“The Yogic sages say that all the pain of a human life is caused by words, as is all the joy. We create words to define our experience and those words bring attendant emotions that jerk us around like dogs on a leash. We get seduced by our own mantras (I’m a failure… I’m lonely… I’m a failure… I’m lonely…) and we become monuments to them. To stop talking for a while, then, is to attempt to strip away the power of words, to stop choking ourselves with words, to liberate ourselves from our suffocating mantras.”
― Elizabeth Gilbert
When I was a little girl, I remember visiting Niagra Falls with my parents.
At just barely 7-years-old, and not quite tall enough to see over those wrought iron safety rails – my father raised me high up over his shoulders so that I might get a better look.

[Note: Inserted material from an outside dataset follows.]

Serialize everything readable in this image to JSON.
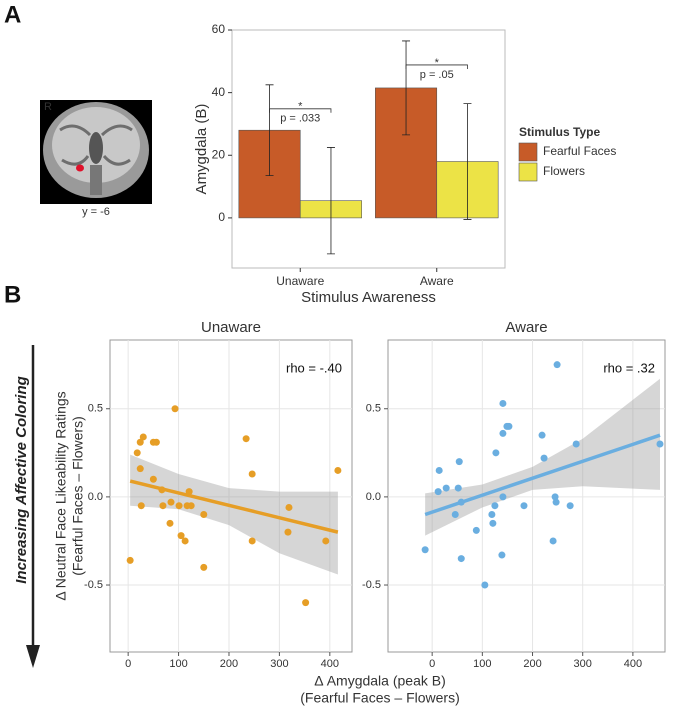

And, I couldn’t have been more terrified. There was just something about those violently churning waters that made me feel so dreadfully small inside.
I think, in a sense, our emotions can be much this way – something trips our switch and suddenly we’re pulled back in again.
Pema Chodron refers to this as, “getting caught up in the momentum of our emotions.” Whether we like it or not, we are often at the mercy of our emotions – caught up in that ‘minefield’ of expectations and attachments.
Many will ask, “How do I free myself from such negative thinking?”
But, perhaps, the better question to be asked is, “How do I experience this life without falling head first into my fears.”
My darlings, maybe it’s not so much about getting rid of our thoughts, but rather…learning to stay present when the churning begins.